Le retour est fulgurant. Ir’ Dan, Ir’ Is, disparaissent, Émi Wahé rétrécit, et Upèr Igrèn investit les alentours. Nous passons près de Jèmaté, avant de retrouver Abdès, Kylèn et Ayet Arès. Je reprends possession d’un corps avachi devant les miroirs. Une immense fatigue me submerge. Je me sens exténué, à bout de forces, assoiffé, affamé. J’ai les traits tirés, les yeux cernés. Je pousse la porte et retrouve les camarades dans un même état d’extrême fatigue.
« Il était temps ! Grand temps ! s’exclame Kalept. Vous êtes restés inconscients, sans manger ni boire, pendant plus d’une journée ! Une journée de Kylèn ! Je commençais à m’inquiéter ! Venez vous restaurer, ensuite vous vous reposerez. Je ne veux plus vous voir faire du zèle ! »
*
Quatorze jours se sont écoulés. De véritables vacances passées à reprendre des forces et à partager notre quotidien, et nos distractions, avec Kalept et les Kylèniens. Nous profitons d’agréables baignades dans le lac central d’Ayet Arès, aux côtés des amatrices de farniente que sont les maîtresses des lieux. Et toujours sous la surveillance de Kalept qui surplombe le site dans sa petite rotonde aménagée tout spécialement pour l’abriter des rayons d’Abdès. Mais Kalept, assez douée dans son rôle de rabat-joie, s’acharne maintenant à nous rappeler qu’il est temps de poursuivre notre apprentissage sur Irod, la planète des Heibirods. Nous allons étudier leur faculté d’absorption des ondes psychiques, une disposition que nous allons devoir maîtriser. Réussir à communiquer avec eux est notre nouveau challenge…
Et c’est à regret que nous quittons Kylèn et ses Kylèniens.
Vêtue de sa combinaison spatiale, Kalept nous rejoint dans notre appartement. Nous sommes en train d’ajuster nos combinaisons. Mes mains remontent doucement la chevelure d’Éoïah coincée par l’encolure.
« Bonjour les jeunes ! Vous êtes prêts ?
— Bonjour Kalept. Presque, répond Jade qui enfile ses bottes.
— C’est bon ! » sourit Ève. Kalept se contente de hocher la tête. Prêts et décidés, nous sortons de l’appartement. Une plate-forme automatique nous conduit au niveau de l’astroport… où nous attend… un Heibirod en combinaison noire.
« Est-ce… Cui-cui ? Not’ vieille connaissance ? demande Mel.
— C’est bien lui.
— Sacré Cui-cui ! Toujours fidèle au poste ! sourit Mel, les mains sur les hanches.
— Et le vaisseau ? grimace Thomas.
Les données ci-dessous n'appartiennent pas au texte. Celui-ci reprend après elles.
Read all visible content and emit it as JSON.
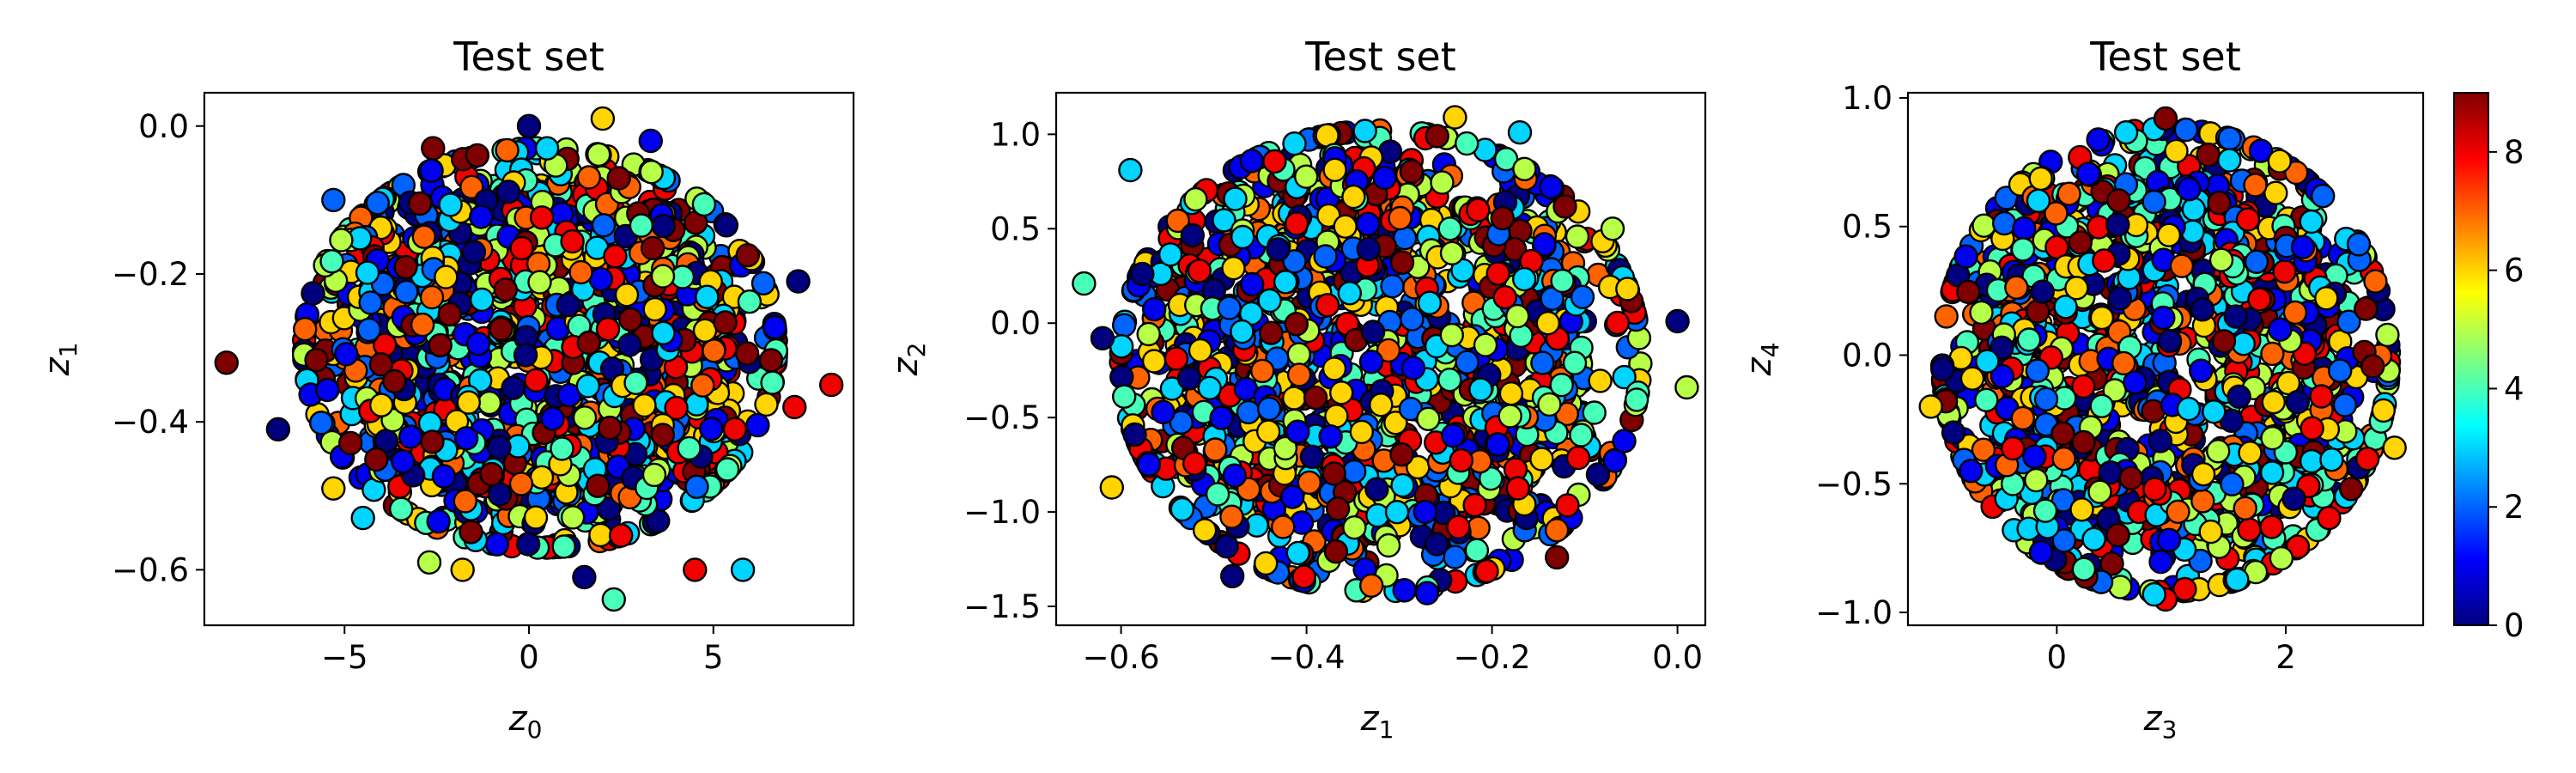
{
  "chart_data": [
    {
      "type": "scatter",
      "title": "Test set",
      "xlabel": "z_0",
      "ylabel": "z_1",
      "xlim": [
        -8.8,
        8.8
      ],
      "ylim": [
        -0.675,
        0.045
      ],
      "xticks": [
        -5,
        0,
        5
      ],
      "xtick_labels": [
        "−5",
        "0",
        "5"
      ],
      "yticks": [
        0.0,
        -0.2,
        -0.4,
        -0.6
      ],
      "ytick_labels": [
        "0.0",
        "−0.2",
        "−0.4",
        "−0.6"
      ],
      "grid": false,
      "distribution": {
        "x_center": 0.3,
        "x_radius": 6.4,
        "y_center": -0.3,
        "y_radius": 0.27
      },
      "points": [
        {
          "x": -8.2,
          "y": -0.32,
          "label": 9
        },
        {
          "x": -6.8,
          "y": -0.41,
          "label": 0
        },
        {
          "x": 0.0,
          "y": 0.0,
          "label": 0
        },
        {
          "x": 2.0,
          "y": 0.01,
          "label": 6
        },
        {
          "x": 3.3,
          "y": -0.02,
          "label": 1
        },
        {
          "x": -2.6,
          "y": -0.03,
          "label": 9
        },
        {
          "x": 8.2,
          "y": -0.35,
          "label": 8
        },
        {
          "x": 7.2,
          "y": -0.38,
          "label": 8
        },
        {
          "x": 7.3,
          "y": -0.21,
          "label": 0
        },
        {
          "x": 2.3,
          "y": -0.64,
          "label": 4
        },
        {
          "x": 5.8,
          "y": -0.6,
          "label": 3
        },
        {
          "x": 4.5,
          "y": -0.6,
          "label": 8
        },
        {
          "x": 1.5,
          "y": -0.61,
          "label": 0
        },
        {
          "x": -1.8,
          "y": -0.6,
          "label": 6
        },
        {
          "x": -2.7,
          "y": -0.59,
          "label": 5
        },
        {
          "x": -5.3,
          "y": -0.49,
          "label": 6
        },
        {
          "x": -4.5,
          "y": -0.53,
          "label": 3
        },
        {
          "x": -5.3,
          "y": -0.1,
          "label": 2
        }
      ]
    },
    {
      "type": "scatter",
      "title": "Test set",
      "xlabel": "z_1",
      "ylabel": "z_2",
      "xlim": [
        -0.67,
        0.03
      ],
      "ylim": [
        -1.6,
        1.22
      ],
      "xticks": [
        -0.6,
        -0.4,
        -0.2,
        0.0
      ],
      "xtick_labels": [
        "−0.6",
        "−0.4",
        "−0.2",
        "0.0"
      ],
      "yticks": [
        1.0,
        0.5,
        0.0,
        -0.5,
        -1.0,
        -1.5
      ],
      "ytick_labels": [
        "1.0",
        "0.5",
        "0.0",
        "−0.5",
        "−1.0",
        "−1.5"
      ],
      "grid": false,
      "distribution": {
        "x_center": -0.32,
        "x_radius": 0.28,
        "y_center": -0.2,
        "y_radius": 1.22
      },
      "points": [
        {
          "x": -0.64,
          "y": 0.21,
          "label": 4
        },
        {
          "x": -0.62,
          "y": -0.08,
          "label": 0
        },
        {
          "x": -0.61,
          "y": -0.87,
          "label": 6
        },
        {
          "x": 0.01,
          "y": -0.34,
          "label": 5
        },
        {
          "x": 0.0,
          "y": 0.01,
          "label": 0
        },
        {
          "x": -0.24,
          "y": 1.09,
          "label": 6
        },
        {
          "x": -0.17,
          "y": 1.01,
          "label": 3
        },
        {
          "x": -0.27,
          "y": -1.43,
          "label": 1
        },
        {
          "x": -0.33,
          "y": -1.39,
          "label": 7
        },
        {
          "x": -0.48,
          "y": -1.34,
          "label": 0
        },
        {
          "x": -0.59,
          "y": 0.81,
          "label": 3
        },
        {
          "x": -0.13,
          "y": -1.24,
          "label": 9
        },
        {
          "x": -0.07,
          "y": 0.5,
          "label": 5
        }
      ]
    },
    {
      "type": "scatter",
      "title": "Test set",
      "xlabel": "z_3",
      "ylabel": "z_4",
      "xlim": [
        -1.3,
        3.2
      ],
      "ylim": [
        -1.05,
        1.02
      ],
      "xticks": [
        0,
        2
      ],
      "xtick_labels": [
        "0",
        "2"
      ],
      "yticks": [
        1.0,
        0.5,
        0.0,
        -0.5,
        -1.0
      ],
      "ytick_labels": [
        "1.0",
        "0.5",
        "0.0",
        "−0.5",
        "−1.0"
      ],
      "grid": false,
      "distribution": {
        "x_center": 0.95,
        "x_radius": 1.95,
        "y_center": -0.02,
        "y_radius": 0.9
      },
      "points": [
        {
          "x": -1.1,
          "y": -0.2,
          "label": 6
        },
        {
          "x": 2.95,
          "y": -0.36,
          "label": 6
        },
        {
          "x": 0.95,
          "y": 0.92,
          "label": 9
        },
        {
          "x": 0.95,
          "y": -0.95,
          "label": 8
        },
        {
          "x": 0.85,
          "y": -0.93,
          "label": 3
        },
        {
          "x": -0.75,
          "y": -0.45,
          "label": 1
        },
        {
          "x": 2.7,
          "y": 0.18,
          "label": 9
        },
        {
          "x": 2.15,
          "y": 0.42,
          "label": 1
        }
      ]
    }
  ],
  "colorbar": {
    "vmin": 0,
    "vmax": 9,
    "ticks": [
      0,
      2,
      4,
      6,
      8
    ],
    "tick_labels": [
      "0",
      "2",
      "4",
      "6",
      "8"
    ],
    "colormap": "jet",
    "stops": [
      "#00007f",
      "#0000ff",
      "#007fff",
      "#00ffff",
      "#7fff7f",
      "#ffff00",
      "#ff7f00",
      "#ff0000",
      "#7f0000"
    ]
  },
  "marker": {
    "edge_color": "#000000",
    "classes": 10
  }
}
C’est le même ?
— Oui. C’est bien le chawk qui vous a déposés sur Kylèn. Il a bénéficié d’un rafraîchissement.
— Ça n’risquait pas d’lui faire du mal ! » reprend Mel.
Les parties oxydées ont été remplacées, et la dérive est étincelante. Les deux sphères des propulseurs latéraux sifflent toujours autant, mais je ne vois, cette fois, qu’une fumée blanche.
« Bonjour Cui-cui ! lance Thomas qui lève la main droite.
— Il vous souhaite le bonjour. Il me prie de vous préciser que sa “casserole” vole toujours, et qu’il se nomme Uirni.
— Alors, Uirni ? Cette fois… pas de bêtise ! Tu nous conduis à bon port ! » Mel agite l’index droit tendu.
« Vous pouvez lire en moi. Cette fois, je ne vous prépare aucun coup fourré. Nous allons à… Gulkiuri. »
Nous montons à bord avec nos casques, et nous prenons place sur les fauteuils fatigués bleu sombre. Uirni enclenche la fermeture de la passerelle sous de sinistres grincements et des sifflements. La pressurisation effective, le Heibirod s’installe dans le cockpit aux côtés de Kalept.
« La distance à parcourir est minime, le voyage sera rapide. Les compensateurs inertiels seront suffisants pour atténuer les effets de l’accélération, le chaps n’est pas prévu au programme. Mais mettez tout de même votre casque. Vous êtes prêts ? Alors c’est parti.
— Mon kiki », ajoute Mel à voix basse.
Le chawk s’élève, et l’astroport disparaît. La triste lumière du plafonnier circulaire se substitue aux lueurs atmosphériques de Kylèn que nous quittons définitivement.